Прежде всего, отметим, что согласно историческим свидетельствам, первые

фабрики требовали очень небольшого капитала. Первая фабрика Аркрайта в

Кромфорде была застрахована за 1,5 тыс. фунтов, а вторая -- за 3 тыс. фунтов.

Внедрение к концу XVIII века паровых двигателей и многоэтажных заводов

увеличило ценность крутильной фабрики до 15 тыс. фунтов, но к тому времени за

плечами первых фабрикантов стоял уже двадцатилетний опыт работы, иногда весьма

прибыльной. В том, что владельцы фабрик часто основывали совместные банки,

можно усмотреть тот факт, что они нуждались во внешних источниках капитала, но

отсюда можно вывести и то, что они располагали избыточными инвестиционными

фондами или что они нуждались в тесных банковских связях для обеспечения себя

оборотным капиталом. [Приводимые цифры взяты у Чепмена, "Transition to Factory

System", pp. 540--542. Он перечисляет и другие прядильные фабрики, построенные

между 1778 и 1792 годами, сравнимые по величине капиталовложений.]

Конечно, капитал для промышленной революции не возник из воздуха. Но он не был

результатом ни мучительных накоплений бережливых протестантов, ни

экспроприированным у тружеников путем сильного сокращения заработной платы, ни

путем снижения уровня потребления.
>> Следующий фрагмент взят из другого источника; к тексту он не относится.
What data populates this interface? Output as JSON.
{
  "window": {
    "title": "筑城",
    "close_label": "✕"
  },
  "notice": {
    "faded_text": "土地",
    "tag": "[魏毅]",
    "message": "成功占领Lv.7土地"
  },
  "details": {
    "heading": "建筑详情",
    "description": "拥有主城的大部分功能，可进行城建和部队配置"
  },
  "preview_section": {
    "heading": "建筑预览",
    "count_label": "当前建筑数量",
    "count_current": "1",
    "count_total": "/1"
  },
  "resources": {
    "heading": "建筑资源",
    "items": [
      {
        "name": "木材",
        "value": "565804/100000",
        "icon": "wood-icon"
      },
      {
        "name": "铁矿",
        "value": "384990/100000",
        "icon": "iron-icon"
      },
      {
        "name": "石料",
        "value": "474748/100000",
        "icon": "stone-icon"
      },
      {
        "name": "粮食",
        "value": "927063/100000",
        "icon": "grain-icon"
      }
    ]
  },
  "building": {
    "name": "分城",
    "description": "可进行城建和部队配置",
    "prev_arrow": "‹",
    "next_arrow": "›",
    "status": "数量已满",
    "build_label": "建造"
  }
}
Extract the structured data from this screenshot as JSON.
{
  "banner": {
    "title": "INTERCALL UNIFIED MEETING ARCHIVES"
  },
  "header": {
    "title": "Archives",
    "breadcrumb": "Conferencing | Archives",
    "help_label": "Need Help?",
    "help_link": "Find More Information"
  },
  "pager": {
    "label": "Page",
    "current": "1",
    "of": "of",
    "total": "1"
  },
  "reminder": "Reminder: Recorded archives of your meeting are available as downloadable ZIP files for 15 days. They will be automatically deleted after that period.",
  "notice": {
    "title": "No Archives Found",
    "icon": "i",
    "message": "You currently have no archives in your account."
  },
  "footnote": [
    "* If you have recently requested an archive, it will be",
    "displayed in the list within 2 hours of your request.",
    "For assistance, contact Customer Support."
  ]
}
Чтобы финансировать новые машины и новые

формы фабричной организации не требовалось ни сокращения реальных доходов

работников или землевладельцев, ни снижения их уровней потребления, не нужны

были и общенациональные усилия по увеличению доли сбережений. Фабрики

обеспечивали такой рост производства, что его более чем хватало на быструю

оплату капитальных издержек, поскольку прирост доходов был большим, а

потребности в капитале -- умеренными.

Финансирование фабрик облегчалось английской системой местных банков, обычной

системой банковских депозитов, создающее предложение денег, необходимое для

кредитования оборотного капитала их клиентов, который был приблизительно равен

величине постоянного капитала, воплощенного в новых фабриках. Бесспорно, что

запасы сырья и готовой продукции, как и производственные мощности, являлись

реальными активами, для создания которых нужно было как-то изъять средства из

существовавшего потока производства, может быть, за счет инфляционного

воздействия роста денежного предложения, создававшегося операциями депозитных

банков. Но поскольку это была эпоха стабильных или сокращающихся цен,

инфляционное воздействие должно было компенсироваться другими факторами. Одним

из таких факторов был рост производительности на новых фабриках и создаваемое

этим понижательное давление на цены. Если выразить то же самое в терминах не

"финансовой", а "реальной" экономики, то получим: если реальное производство

постоянно росло за счет непрерывного потока более производительных инвестиций,

тогда не было нужды в каком-либо периоде, в течение которого потребители

испытывали бы сокращение своей доли в производимых благах.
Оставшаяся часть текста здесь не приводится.